Jakarta (Antaranews NTB) - Atlet balap sepeda junior Indonesia Angga Dwi Wahyu Prahesta mencetak sejarah perlombaan disiplin track dengan menyabet medali emas dalam Kejuaraan Track Asia 2019 yang berlangsung di Jakarta International Velodrome di Jakarta, Kamis (10/1) malam.

Angga meraih medali emas pada nomor scratch junior putra dan menungguli atlet India Venkappas Kengalagutti pada posisi kedua dan atlet Taiwan Chih Sheng Chang yang menempati posisi ketiga.

"Persiapan saya hanya dua pekan sejak pertengahan Desember 2018. Saya tentu sangat bangga sekali bisa mendapatkan medali emas karena perlombaan sangat ketat," kata atlet berusia 17 tahun itu.

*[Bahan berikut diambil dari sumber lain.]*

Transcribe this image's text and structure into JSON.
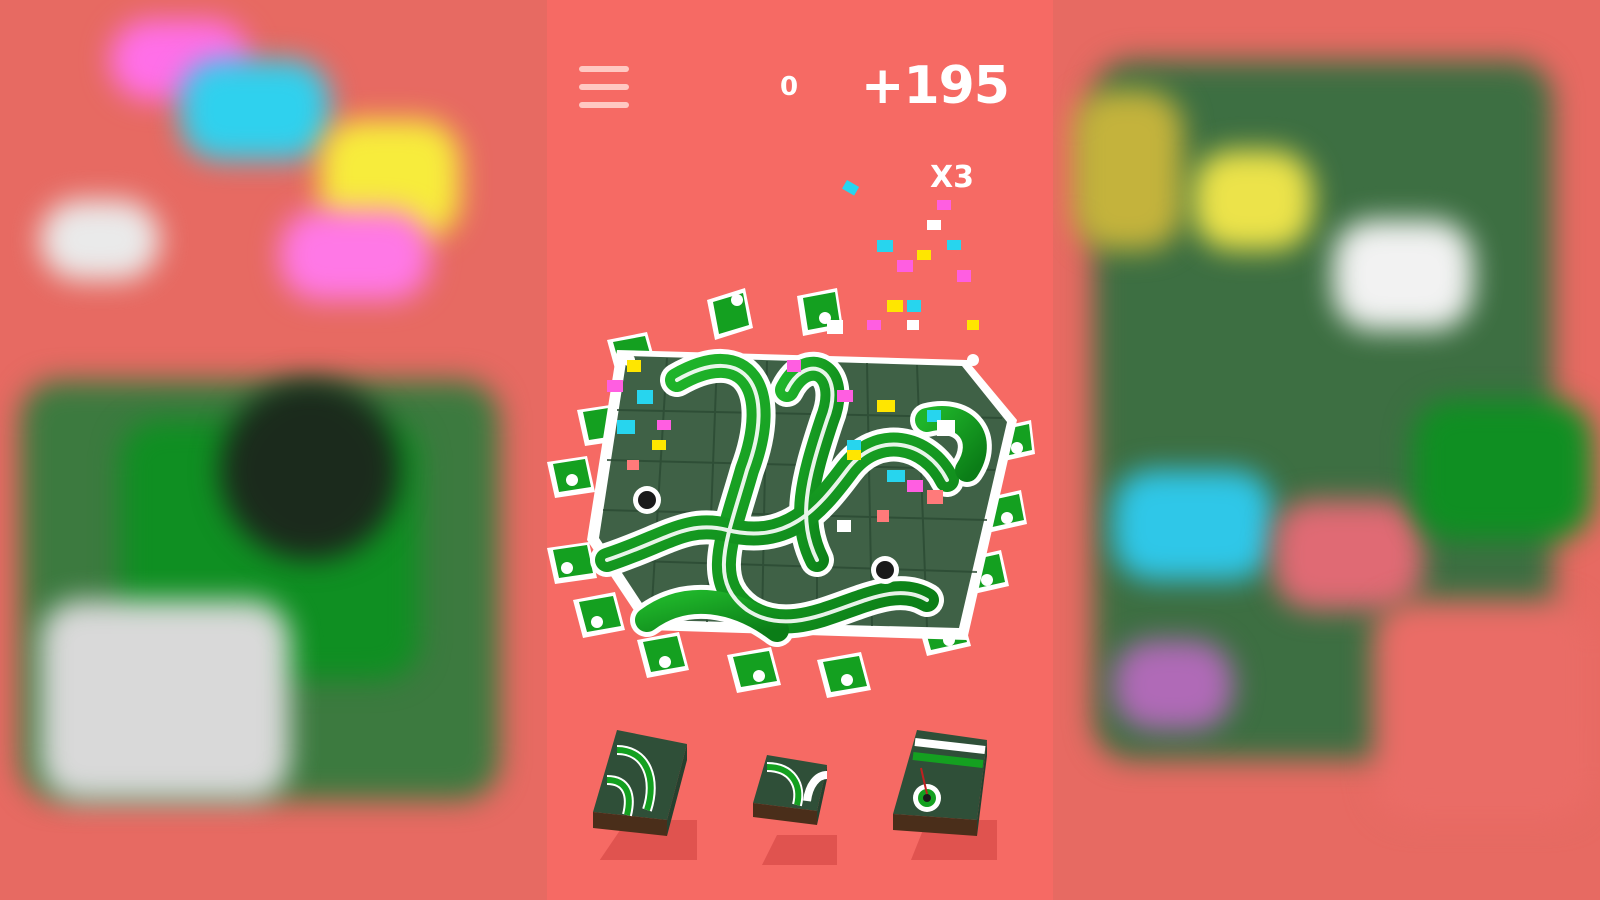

Angga mengaku dua lap terakhir menjadi momentum untuk menyabet medali emas karena atlet-atlet lain Asia sudah kesulitan untuk melewatinya.

"Target awal saya adalah medali perunggu karena ini perlombaan pertama tingkat Asia bagi saya," katanya.

Atlet kelahiran Lumajang, Jawa Timur itu mengaku telah berlatih di India selama tiga pekan pada Desember 2019 sebelum kembali ke Indonesia pada awal Januari.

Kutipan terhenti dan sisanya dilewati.